Kommentar Kita-Ausbau: Experiment am lebenden Kind
Die Bundesregierung hat den Rechtsanspruch auf einen Kitaplatz für Kleinstkinder nicht ordentlich umgesetzt. Dieses Experiment ist mehr als riskant.
E s ist der Horror aller Eltern: Sie geben ihren schutzbedüftigen Winzling in der Kita ab. Und wenn sie dann zur Arbeit fahren, rattert es im Gehirn: Bilder des schreienden Zwergs, den niemand tröstet. Bilder von schubsenden Zweijährigen, gegen die sich ein Kleinstkind nicht wehren kann. Kann passieren. Passiert auch – wenn zu wenig ErzieherInnen für zu viele Kinder da sein sollen.

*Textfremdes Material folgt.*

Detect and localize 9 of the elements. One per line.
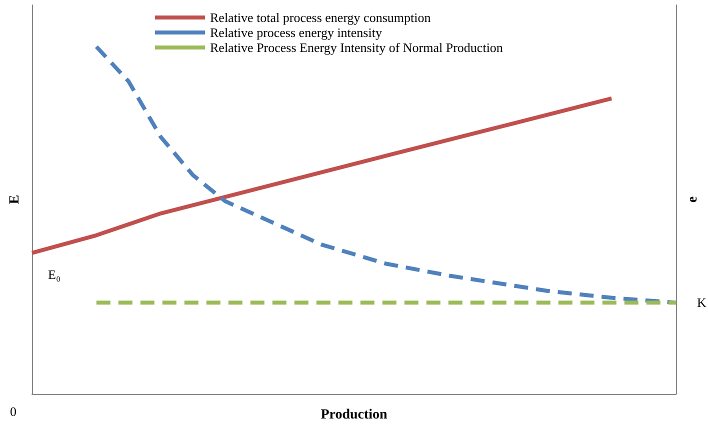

Die Umfrage der AWO zeigt, dass solche Sorgen durchaus realistisch sind. In mehr als der Hälfte der befragten Einrichtungen werden Gruppen vergrößert und die Altersmischung verändert: immer weniger Fachkräfte für immer mehr jüngere Kinder auf immer weniger Platz.
Die Bundesregierung hat den Rechtsanspruch auf einen Kitaplatz nicht genug unterfüttert. Wo war die Ausbildungsoffensive für ErzieherInnen? Wo die festen Qualitätsansprüche an die Einrichtungen? Warum werden 2,2 Milliarden Euro Betreuungsgeld nicht in die Kitas gesteckt?
ist Redakteurin für Geschlechterpolitik im Inlandsressort der taz.
Nun wird der Rechtsanspruch auf einen Kitaplatz zur Zumutung: Wer den angebotenen Platz zu riskant findet, der hat Pech gehabt. Und wer wird das sein? Nicht die bürgerliche Mittelschicht: Sie werden eine private Einrichtung mit sauberem pädagogischen Konzept bezahlen. Oder Mami bleibt noch ein Jahr zu Hause, Geld genug ist da. Aber die Mütter und Väter, die zu wenig Geld haben und arbeiten müssen, und die MigrantInnen, denen erzählt wird, dass ihr Kind in der Kita so schön Deutsch lernt – die wundern sich über ihr unglückliches Kind, das nicht mehr in die Kita will.
Ja, man kann in Kitas Sozialverhalten lernen und das Hirn trainieren. Man kann dort aber auch asoziales Verhalten lernen und zu ängstlich werden, um noch die Welt entdecken zu wollen – wenn niemand interveniert. Auf so ein Experiment an lebenden Kindern sollten wir verzichten.